El bacilo vampiriis consume todo. El bacilo vampiriis extermina humanos y animales por igual. El bacilo vampiriis engendra infectados y vampiros sedientos de sangre, y se propaga indiscriminadamente. El bacilo vampiriis se enfrenta al último ser humano sobre la tierra: combate a Robert Neville. Pero Neville no les dará tregua.

Richard Matheson escribe una macabra novela postapocalíptica, donde muestra un arraigado interés en narrar la historia de un único personaje ―inclinación que repetirá con creces en su magistral: El hombre menguante―. Este protagonista solitario se encuentra subyugado a una enorme presión, y Matheson se aprovecha de aquello para enfatizar ese coraje frente a la fatalidad: olvidar la muerte de su hija y esposa, mientras intenta descubrir una cura para el virus. Así la novela va avanzando, y poco a poco el terror va inoculando el fondo dominante de la trama, en tanto lo normal y lo rutinario van difuminándose.
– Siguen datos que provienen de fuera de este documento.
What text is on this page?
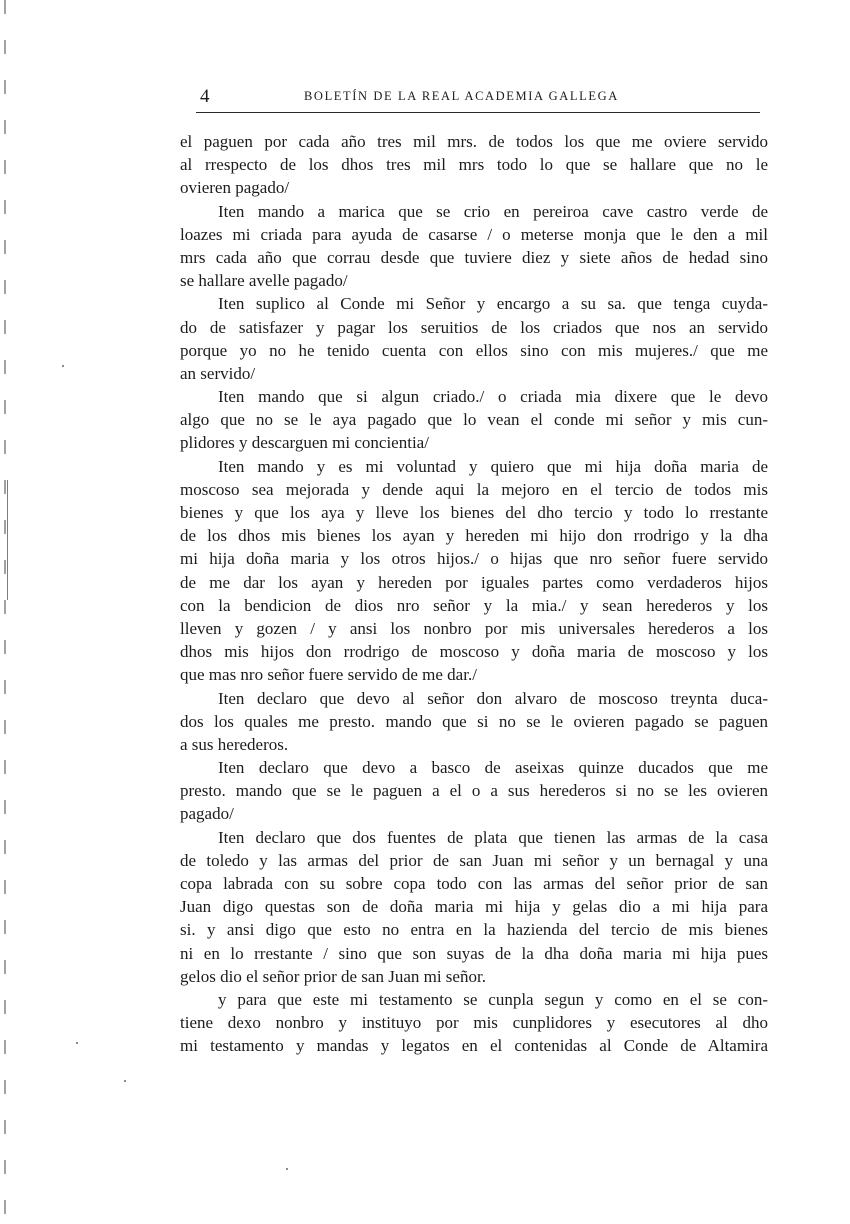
4	BOLETÍN DE LA REAL ACADEMIA GALLEGA
el paguen por cada año tres mil mrs. de todos los que me oviere servido
al rrespecto de los dhos tres mil mrs todo lo que se hallare que no le
ovieren pagado/
Iten mando a marica que se crio en pereiroa cave castro verde de
loazes mi criada para ayuda de casarse / o meterse monja que le den a mil
mrs cada año que corrau desde que tuviere diez y siete años de hedad sino
se hallare avelle pagado/
Iten suplico al Conde mi Señor y encargo a su sa. que tenga cuyda-
do de satisfazer y pagar los seruitios de los criados que nos an servido
porque yo no he tenido cuenta con ellos sino con mis mujeres./ que me
an servido/
Iten mando que si algun criado./ o criada mia dixere que le devo
algo que no se le aya pagado que lo vean el conde mi señor y mis cun-
plidores y descarguen mi concientia/
Iten mando y es mi voluntad y quiero que mi hija doña maria de
moscoso sea mejorada y dende aqui la mejoro en el tercio de todos mis
bienes y que los aya y lleve los bienes del dho tercio y todo lo rrestante
de los dhos mis bienes los ayan y hereden mi hijo don rrodrigo y la dha
mi hija doña maria y los otros hijos./ o hijas que nro señor fuere servido
de me dar los ayan y hereden por iguales partes como verdaderos hijos
con la bendicion de dios nro señor y la mia./ y sean herederos y los
lleven y gozen / y ansi los nonbro por mis universales herederos a los
dhos mis hijos don rrodrigo de moscoso y doña maria de moscoso y los
que mas nro señor fuere servido de me dar./
Iten declaro que devo al señor don alvaro de moscoso treynta duca-
dos los quales me presto. mando que si no se le ovieren pagado se paguen
a sus herederos.
Iten declaro que devo a basco de aseixas quinze ducados que me
presto. mando que se le paguen a el o a sus herederos si no se les ovieren
pagado/
Iten declaro que dos fuentes de plata que tienen las armas de la casa
de toledo y las armas del prior de san Juan mi señor y un bernagal y una
copa labrada con su sobre copa todo con las armas del señor prior de san
Juan digo questas son de doña maria mi hija y gelas dio a mi hija para
si. y ansi digo que esto no entra en la hazienda del tercio de mis bienes
ni en lo rrestante / sino que son suyas de la dha doña maria mi hija pues
gelos dio el señor prior de san Juan mi señor.
y para que este mi testamento se cunpla segun y como en el se con-
tiene dexo nonbro y instituyo por mis cunplidores y esecutores al dho
mi testamento y mandas y legatos en el contenidas al Conde de Altamira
Soy leyenda es una novela de desesperanza, soledad y angustia: es una descarnada lucha por la supervivencia que bordea entre la desesperación y la aniquilación. Una constante pugna entre la locura y el miedo. Y aquel conflicto es tan evidente como el enfrentamiento contra los vampiros y los infectados: el asedio, las matanzas, el nuevo orden mundial que se avecina, y una impensada vuelta de tuerca que cierra estupendamente la novela.

Ensimismarse en el argumento de Soy leyenda es adentrarse en la atormentada mente de Neville: es enfrascarse en una lectura fluida, visual, amena y envolvente. Y mientras más se vayan impregnando con aquellas tinieblas, y las páginas pasen y pasen, más y más van a deleitarse de una de las más grandes novelas de vampiros del siglo XX.